The war in Afghanistan began with the oppressive, theocratic Taliban in power, and ended with the oppressive, theocratic Taliban in power. Sisyphus rolled his Katamari Damacy boulder up the mountain, and it rolled right back down again. The absurdity of the war is obvious on its face, but there is a desperation to find meaning within it that would make Camus blush. Though it’s somewhat old news by now, during the American withdrawal, there was all sorts of noise about how Western forces were abandoning their Afghan comrades to the brutality of the Taliban.
I am not trying to diminish the severity of what the Taliban has done and will continue to do with those dissenting under its rule. My glibness comes as a result of the crocodile tears shed over the bodies of those slain during the withdrawal from the war that ignore the over a hundred thousand bodies that accumulated preceding it. Losing a war is bloody; that’s the reality of war. If you don’t like it, maybe question the war itself rather than the means of its end.
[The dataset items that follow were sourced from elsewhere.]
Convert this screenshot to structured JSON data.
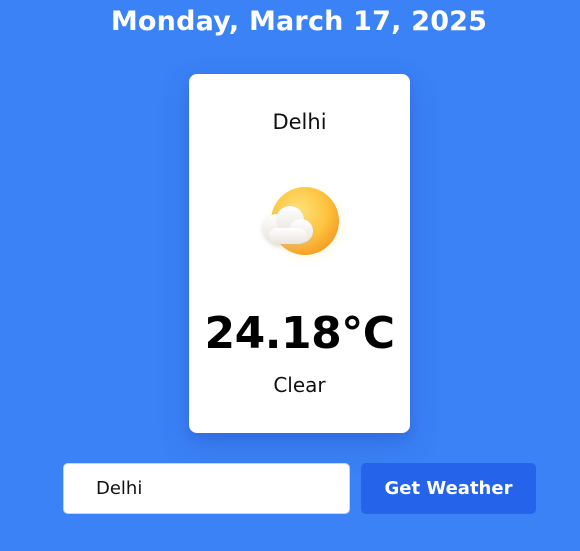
{
  "header": {
    "date": "Monday, March 17, 2025"
  },
  "weather": {
    "city": "Delhi",
    "icon": "partly-cloudy-icon",
    "temperature": "24.18°C",
    "condition": "Clear"
  },
  "search": {
    "value": "Delhi",
    "button_label": "Get Weather"
  },
  "colors": {
    "background": "#3b82f6",
    "button": "#2563eb",
    "card": "#ffffff"
  }
}
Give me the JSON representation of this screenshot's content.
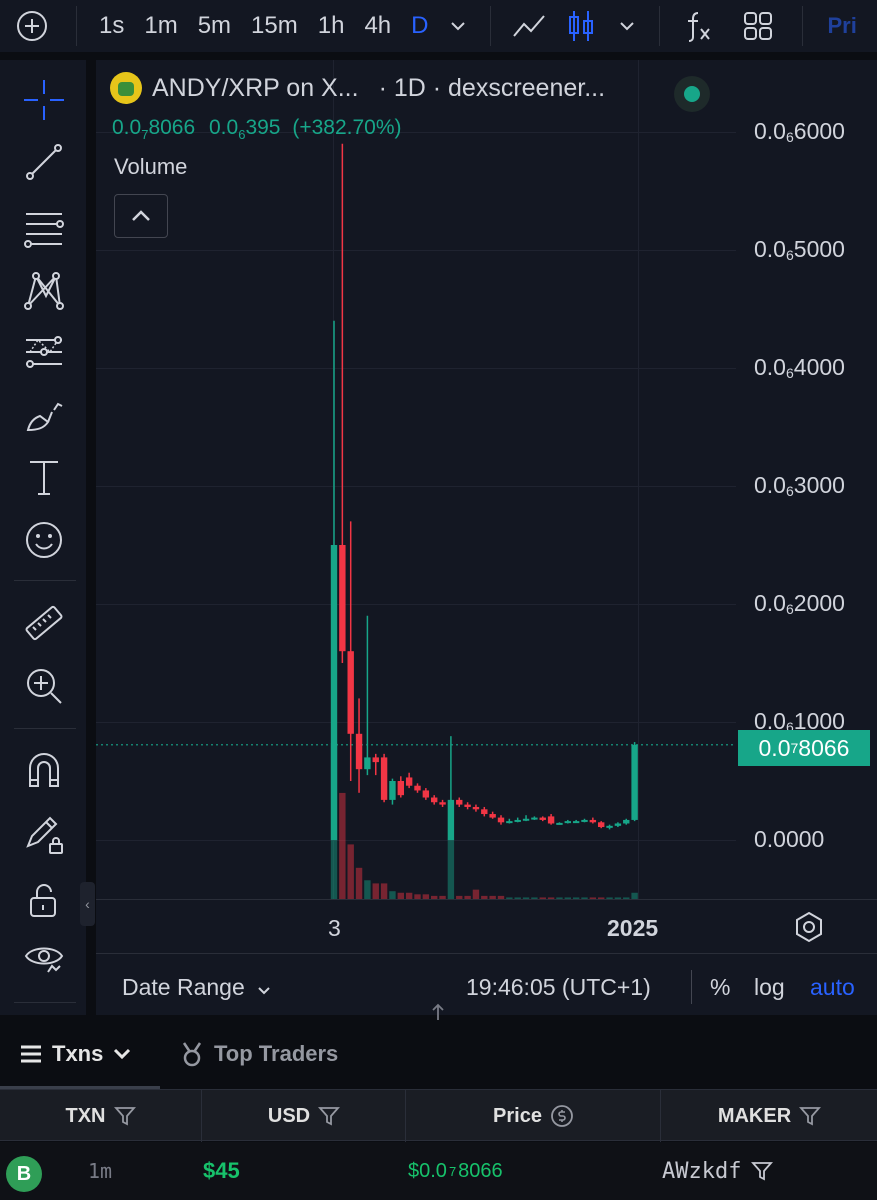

The tears come from the bipartisan desire to create meaning in a pointless war: if there are good Afghans to save, it means that the war produced good Afghans worth saving. Nobody would have given a shit about them otherwise; the West would be much more inclined toward taking refugees if there was a heartfelt belief that we need to create a safe haven for those fleeing violence and persecution. The sad irony is that those whose freedom from the Taliban was being demanded were those who had aligned themselves with the invaders, cementing the linking of a “good” Afghan with their complicity in the war.
Another central tenet that the war in Afghanistan was meaningful is the women’s liberation that the war provided. Some women were able to go to school, and therefore 20 years of death, torture, and war crimes are vindicated. Those women are worse off now than they were before; again, no argument, but finding miniscule acts of success to justify what is otherwise 20 years of pointless war is incredibly ignorant. In actuality, using war to generate feminism is more likely to produce a nation of incels who see feminism as cancer than an Islamic Feminine Mystique.

Using feminism as justification for the war in Afghanistan, and gesturing loosely toward the mostly urban women who benefited, pointedly ignores the majority of women who live in rural settings where most of the war took place. Afghan women were certainly not benefitting from the war when they and their families were dying from it. The quick rise of the Taliban points to a nation hungry for incel-logic; Afghanistan may actually be worse off than it was 20 years ago from the perspective of democratic and liberal reformation due to the brutality used allegedly in its name. Sisyphus’s boulder fell back down the mountain and into a ravine. The West tried to viciously impose liberal secularism in Iran with the Shah, and he too was violently overthrown by a virulently religious fundamentalist group. Any positive regard held for Western ideals is just as dead as all the rest of them.
The war made Afghanistan worse, and for what? The bipartisan narrative adopted in much of the media paints the picture of a blundering but ultimately benevolent force trying so hard to do good but occasionally failing in simple but horrific ways. Like if Rocky Balboa knocked out Apollo Creed in the first round, but because his eyes were all bruised up and he couldn’t see, he wandered into the crowd and begun striking civilians at random. At home we’re watching and thinking, no! Rocky! If only Mickey had cut you so you could see! We are helpless as Rocky bludgeons old women and children in his missteps. Then, after the crowd boos too loudly for too long, we lament Rocky leaving, shaking our heads at the blows he receives on his way out the door. Meanwhile, Apollo Creed has gotten up and dusted himself off, and being the only one left standing in the ring, claims victory.

We could still love Rocky after such a blunder. It’s forgivable. But that’s not how war works. The better analogy would be if Rocky was at a bus stop where Apollo Creed was reading a newspaper, and Rocky was like, “I heard you hate women!” and then pulled out a gun and shot him. Then he wandered away from the bus stop to a nearby wedding reception and shot up the guests. And he did so with eyes wide open.
The West knew what was going on in Afghanistan. They’re actively preventing themselves from being held accountable to international law. We’ve had whistleblowers point out the war’s criminality to us repeatedly and they’re all being punished for it by both American political parties. And for what? For what? For literally no reason. Terrorism didn’t go away; Al-Qaeda evolved into ISIS-K. Afghanistan is fully red pilled. America wanted war instead of justice, the rest of the West went along with it, and this is what we’re left with.

I’ve purposefully avoided talking about the military-industrial complex and how the reason for the war is obviously all the money that was made by the defense contractors and weapons manufacturers. It’s not that I disagree, it’s that we don’t have a smoking gun pointing to that level of Machiavellianism, and I want to be as convincing as possible. The war is provably pointless in a way that ought to make us reflect on why it ever happened in the first place. When there is no justification for a war, it’s a lot easier to compare it to straight-up murder. The war in Afghanistan was criminal. Those who participated in it are criminals. Anyone saying otherwise is covering up a crime.